Jiménez – the quiet captain waiting his turn
On the other side of the equation stands David Jiménez, the calm to Fortea’s storm. Less noise, more certainty.
Jiménez joined La Fábrica in 2013 from Móstoles URJC, a boy with Álvaro Arbeloa as his idol. That choice of role model tells you plenty. He is not the type to flood highlight reels; he is the type to satisfy coaches.
Year by year, he climbed through the youth categories. No great fanfare, no dramatic leaps. Just steady, reliable progress until he pulled on the captain’s armband at Castilla. Around Valdebebas they describe him as a complete team player, “the silent leader” – the one who rarely speaks loudest, but sets the tone with his professionalism and attitude.
On 17 December, Jiménez finally crossed the line every academy player dreams of, making his first-team debut in the Copa del Rey against Talavera under Xabi Alonso. It was not a ceremonial cameo. He has since featured in three more matches, including a start against Valencia, a fixture that always tests a defender’s mettle.

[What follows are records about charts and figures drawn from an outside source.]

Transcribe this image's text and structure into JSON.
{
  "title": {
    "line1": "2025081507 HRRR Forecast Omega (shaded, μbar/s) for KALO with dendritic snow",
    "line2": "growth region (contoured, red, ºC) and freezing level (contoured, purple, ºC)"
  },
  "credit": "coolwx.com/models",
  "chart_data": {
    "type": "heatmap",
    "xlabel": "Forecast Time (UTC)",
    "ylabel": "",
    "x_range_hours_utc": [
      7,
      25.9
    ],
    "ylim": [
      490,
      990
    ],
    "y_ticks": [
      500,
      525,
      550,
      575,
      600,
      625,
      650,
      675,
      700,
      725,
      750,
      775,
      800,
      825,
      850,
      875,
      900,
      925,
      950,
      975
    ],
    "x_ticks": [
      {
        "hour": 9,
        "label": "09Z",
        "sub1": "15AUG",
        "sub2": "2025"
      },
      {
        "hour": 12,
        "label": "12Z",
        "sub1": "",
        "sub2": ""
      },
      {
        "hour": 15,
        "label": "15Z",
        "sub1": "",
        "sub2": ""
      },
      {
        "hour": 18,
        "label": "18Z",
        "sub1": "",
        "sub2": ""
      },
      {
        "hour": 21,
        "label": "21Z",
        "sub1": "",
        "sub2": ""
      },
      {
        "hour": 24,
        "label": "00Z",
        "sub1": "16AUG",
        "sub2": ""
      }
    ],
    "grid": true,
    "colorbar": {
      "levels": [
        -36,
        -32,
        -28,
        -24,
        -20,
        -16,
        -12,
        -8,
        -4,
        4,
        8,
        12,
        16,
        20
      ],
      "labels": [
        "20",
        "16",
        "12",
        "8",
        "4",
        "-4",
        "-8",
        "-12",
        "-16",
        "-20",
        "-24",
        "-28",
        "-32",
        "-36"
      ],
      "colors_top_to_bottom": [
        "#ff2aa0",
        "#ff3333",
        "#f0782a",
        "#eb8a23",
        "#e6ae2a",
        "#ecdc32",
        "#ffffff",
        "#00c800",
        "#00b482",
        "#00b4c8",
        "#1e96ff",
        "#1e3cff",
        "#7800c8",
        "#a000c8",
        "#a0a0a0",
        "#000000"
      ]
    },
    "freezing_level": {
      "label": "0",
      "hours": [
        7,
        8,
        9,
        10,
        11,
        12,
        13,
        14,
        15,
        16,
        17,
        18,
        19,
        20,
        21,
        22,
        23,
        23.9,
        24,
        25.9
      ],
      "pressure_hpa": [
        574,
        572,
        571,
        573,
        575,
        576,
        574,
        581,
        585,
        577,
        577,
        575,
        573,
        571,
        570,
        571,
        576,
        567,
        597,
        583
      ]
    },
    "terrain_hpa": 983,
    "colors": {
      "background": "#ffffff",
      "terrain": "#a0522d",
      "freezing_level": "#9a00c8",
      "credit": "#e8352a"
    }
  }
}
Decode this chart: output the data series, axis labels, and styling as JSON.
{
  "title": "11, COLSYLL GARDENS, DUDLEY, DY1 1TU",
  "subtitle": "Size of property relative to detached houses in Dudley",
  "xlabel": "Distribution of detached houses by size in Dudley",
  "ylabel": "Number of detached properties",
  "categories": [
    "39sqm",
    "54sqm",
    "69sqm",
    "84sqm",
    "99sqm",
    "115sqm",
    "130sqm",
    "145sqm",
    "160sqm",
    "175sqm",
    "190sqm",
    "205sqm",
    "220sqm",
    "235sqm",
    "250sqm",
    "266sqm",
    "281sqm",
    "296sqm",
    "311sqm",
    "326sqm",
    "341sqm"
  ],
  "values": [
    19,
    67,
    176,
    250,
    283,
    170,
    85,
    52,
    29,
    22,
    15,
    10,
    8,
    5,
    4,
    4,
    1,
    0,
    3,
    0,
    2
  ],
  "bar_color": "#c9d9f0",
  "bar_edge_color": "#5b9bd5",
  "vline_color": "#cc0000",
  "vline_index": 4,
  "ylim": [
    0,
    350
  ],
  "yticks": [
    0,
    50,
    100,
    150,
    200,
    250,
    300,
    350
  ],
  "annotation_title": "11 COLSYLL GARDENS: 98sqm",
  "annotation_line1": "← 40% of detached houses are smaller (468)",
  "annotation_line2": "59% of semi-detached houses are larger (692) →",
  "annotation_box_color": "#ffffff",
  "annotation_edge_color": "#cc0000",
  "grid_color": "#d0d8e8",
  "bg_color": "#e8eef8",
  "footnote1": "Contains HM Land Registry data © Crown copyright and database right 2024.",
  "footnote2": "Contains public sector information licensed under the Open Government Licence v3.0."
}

His profile is clear. Solid. Disciplined. Rarely spectacular. He does not dominate the eye like an attacking full-back, but he does not betray his team either. Comparisons inside the club drift towards Nacho Fernández – another quiet guardian who built a career on reliability, versatility and an almost total absence of errors.

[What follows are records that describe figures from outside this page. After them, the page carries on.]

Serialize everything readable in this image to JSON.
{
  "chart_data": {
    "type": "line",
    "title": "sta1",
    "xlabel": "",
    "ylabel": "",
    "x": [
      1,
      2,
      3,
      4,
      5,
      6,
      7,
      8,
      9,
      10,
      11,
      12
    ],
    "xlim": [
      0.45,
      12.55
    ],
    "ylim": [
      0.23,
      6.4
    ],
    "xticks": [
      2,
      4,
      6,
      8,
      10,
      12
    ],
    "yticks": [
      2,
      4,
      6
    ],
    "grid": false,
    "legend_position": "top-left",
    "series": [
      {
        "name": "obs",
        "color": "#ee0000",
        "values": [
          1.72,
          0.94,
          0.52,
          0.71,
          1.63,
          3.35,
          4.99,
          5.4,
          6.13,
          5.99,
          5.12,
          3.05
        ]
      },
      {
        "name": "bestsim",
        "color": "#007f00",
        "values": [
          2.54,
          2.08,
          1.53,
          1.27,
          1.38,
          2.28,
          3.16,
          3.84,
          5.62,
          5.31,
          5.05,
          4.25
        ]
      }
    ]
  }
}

Choosing Jiménez would be choosing security. A player who can drop into the side without disrupting structure, who understands the defensive demands of a Madrid back line and who already carries the trust that comes with the captaincy at Castilla.
Two paths, one position
Carvajal’s exit leaves more than a vacancy. It opens a philosophical question for Real Madrid’s right flank.
Do they back the daring, offensive energy of Fortea, betting on his ceiling and accepting the growing pains that will follow? Or do they reward Jiménez’s years of service and leadership, leaning on a defender who may never dominate headlines but rarely lets anyone down?
There is a third way, of course: the market. If an external opportunity suddenly becomes viable, Madrid have the financial power and sporting appeal to move. But as it stands, the most realistic solutions are already training every day in Valdebebas, waiting for a call that could change their careers.
Carvajal will walk out at the Bernabéu this weekend knowing his chapter is almost written. Somewhere behind him, one of these two academy right-backs is preparing to pick up the pen.